New Convex Parametrizations for the Design of Sparsity Constrained Controllers

September 23, 2011, Webb 1100

Nuno Martins

UMD, Electrical & Computer Engineering

Abstract

In this talk, I will describe new results on the design of norm-optimal controllers, subject to sparsity constraints. In particular, I will focus on the idea of re-writing the plant using block-diagonal factorizations to obtain the first algebraic characterization of stabilizability in terms of the sparsity pattern imposed on the controller. In addition, I will discuss how this factorization can be used to construct a convex parametrization of stabilizing controllers that satisfy the sparsity constraint and, in contrast to previous approaches, does not require an initial stabilizing sparsity-constrained controller.
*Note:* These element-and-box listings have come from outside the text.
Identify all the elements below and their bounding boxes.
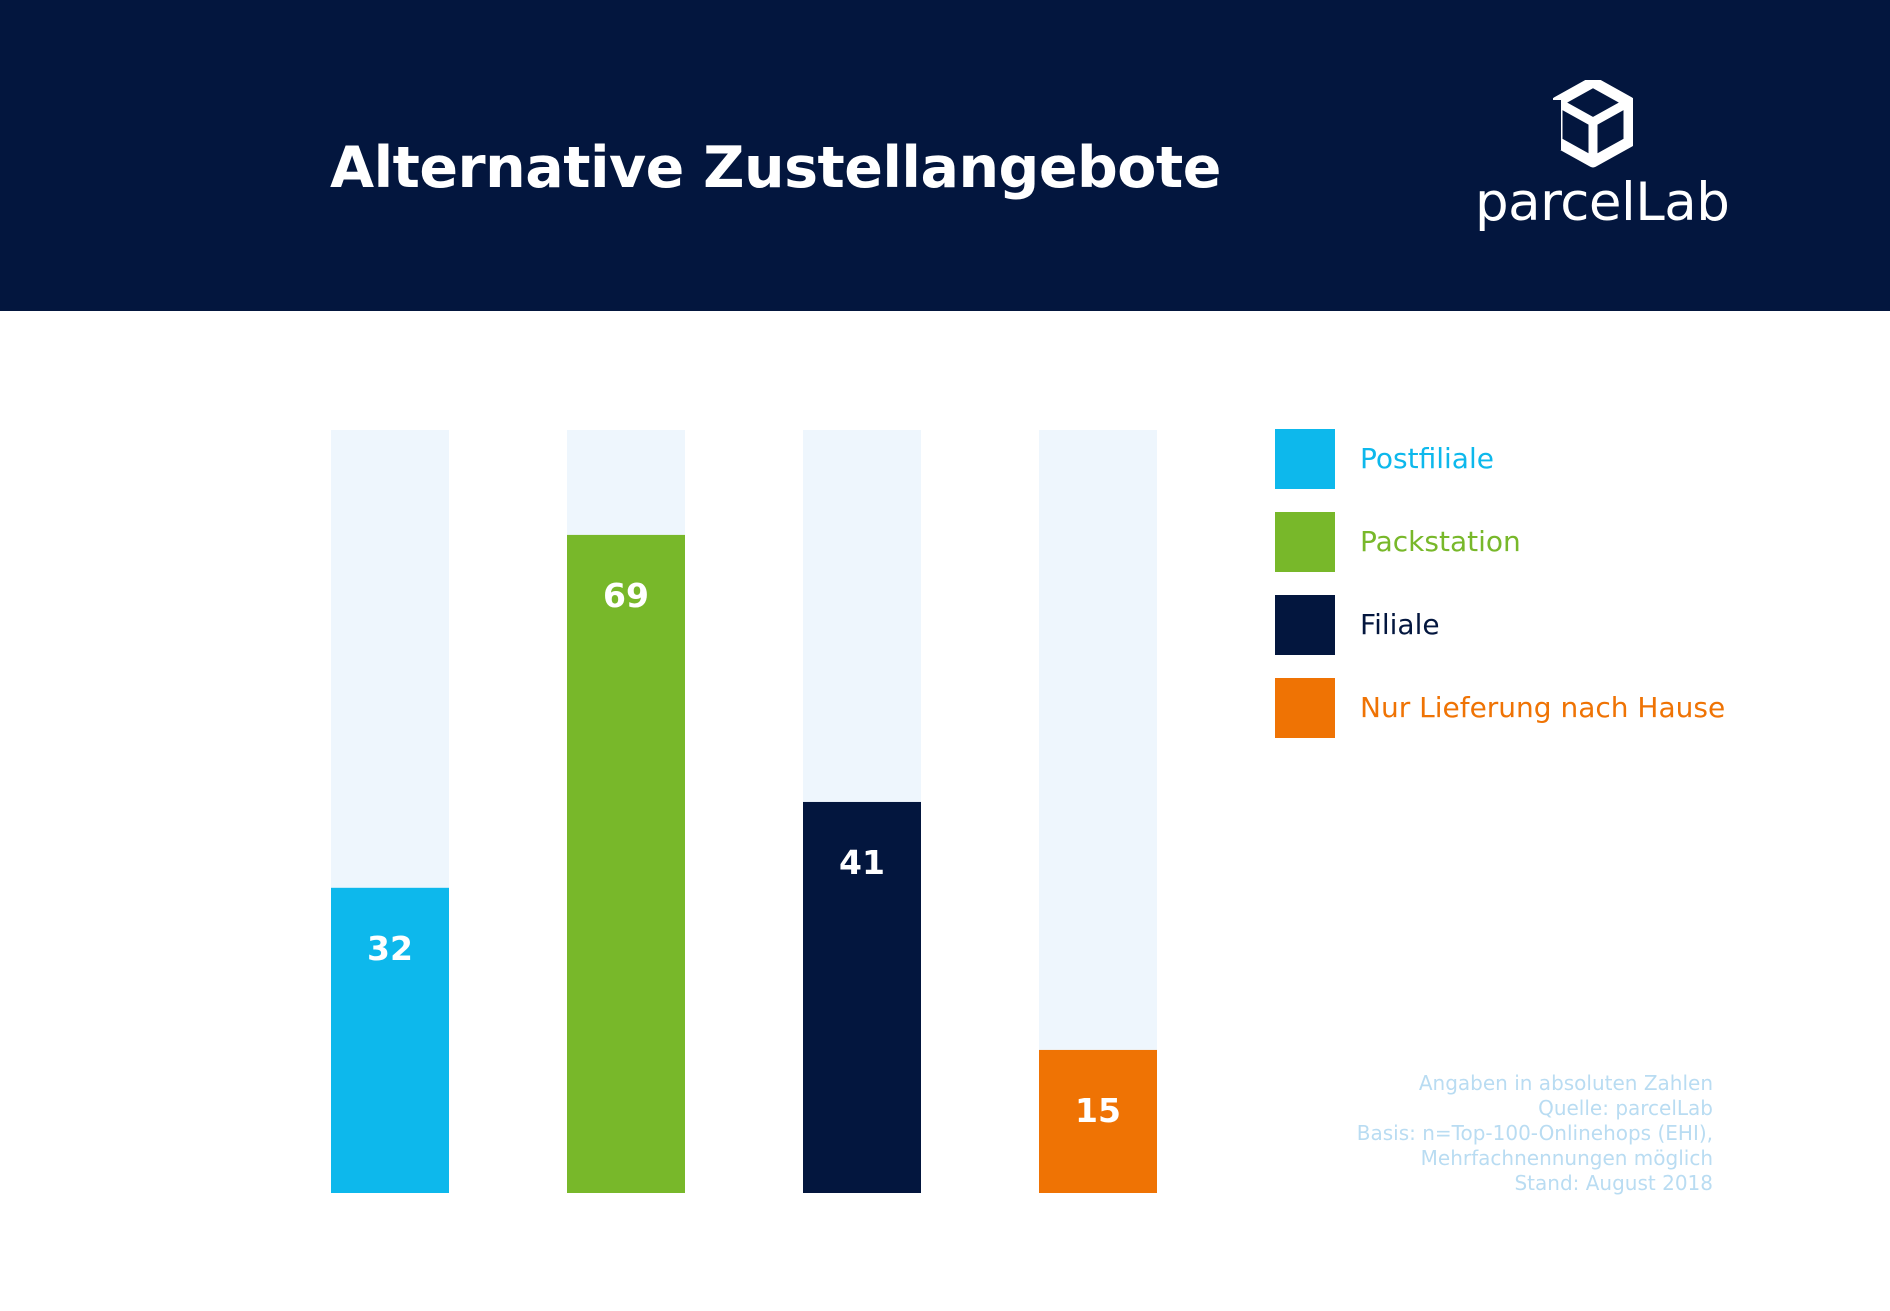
source-notes: Angaben in absoluten Zahlen Quelle: parc… (1357, 1071, 1713, 1196)
bar-value-label: 32 (367, 929, 413, 968)
header-banner: Alternative Zustellangebote parcelLab (0, 0, 1890, 311)
legend-swatch (1275, 429, 1335, 489)
bar-filiale (803, 801, 921, 1193)
legend-swatch (1275, 678, 1335, 738)
note-line: Angaben in absoluten Zahlen (1418, 1071, 1713, 1095)
parcellab-logo: parcelLab (1470, 80, 1730, 240)
legend-label: Packstation (1360, 525, 1521, 558)
logo-wordmark: parcelLab (1475, 172, 1730, 233)
legend-label: Nur Lieferung nach Hause (1360, 691, 1726, 724)
bar-value-label: 41 (839, 843, 885, 882)
note-line: Mehrfachnennungen möglich (1420, 1146, 1713, 1170)
chart-title: Alternative Zustellangebote (330, 135, 1221, 201)
legend-swatch (1275, 595, 1335, 655)
note-line: Quelle: parcelLab (1538, 1096, 1713, 1120)
legend-label: Postfiliale (1360, 442, 1494, 475)
parcellab-cube-icon (1553, 80, 1633, 168)
note-line: Basis: n=Top-100-Onlinehops (EHI), (1356, 1121, 1713, 1145)
bar-value-label: 69 (603, 576, 649, 615)
legend-label: Filiale (1360, 608, 1440, 641)
legend-swatch (1275, 512, 1335, 572)
bar-postfiliale (331, 887, 449, 1193)
note-line: Stand: August 2018 (1514, 1171, 1713, 1195)
bar-nur-lieferung-nach-hause (1039, 1049, 1157, 1193)
bar-packstation (567, 534, 685, 1193)
bar-value-label: 15 (1075, 1091, 1121, 1130)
This work constitutes an extension of the Youla parameterization for the case of norm-optimal controllers subject to quadratically-invariant sparsity constraints (as defined by Rotkowitz and Lall). (This is joint work with Serban Sabau (UMD)).

Speaker's Bio

Nuno C. Martins received the MS. degree in electrical engineering from I.S.T., Portugal, in 1997, and the Ph.D. degree in Electrical Engineering and Computer Science with a minor in Mathematics from Massachusetts Institute of Technology (MIT), Cambridge, in 2004. He has also concluded a Financial Technology Option program at Sloan School of Management (MIT) in 2004. He is currently Assistant Professor at the Department of Electrical and Computer Engineering, University of Maryland, College Park, where he is also affiliated with the Institute for Systems Research and the Center for Applied Electromagnetics. He received a National Science Foundation CAREER award in 2007, the 2006 American Automatic Control Council O. Hugo Schuck Award, the 2010 Outstanding ISR Faculty award and the IEEE CSS George Axelby Award in 2010. He is also a member of the editorial board of Systems and Control Letters (Elsevier) and of the IEEE Control Systems Society Conference Editorial Board.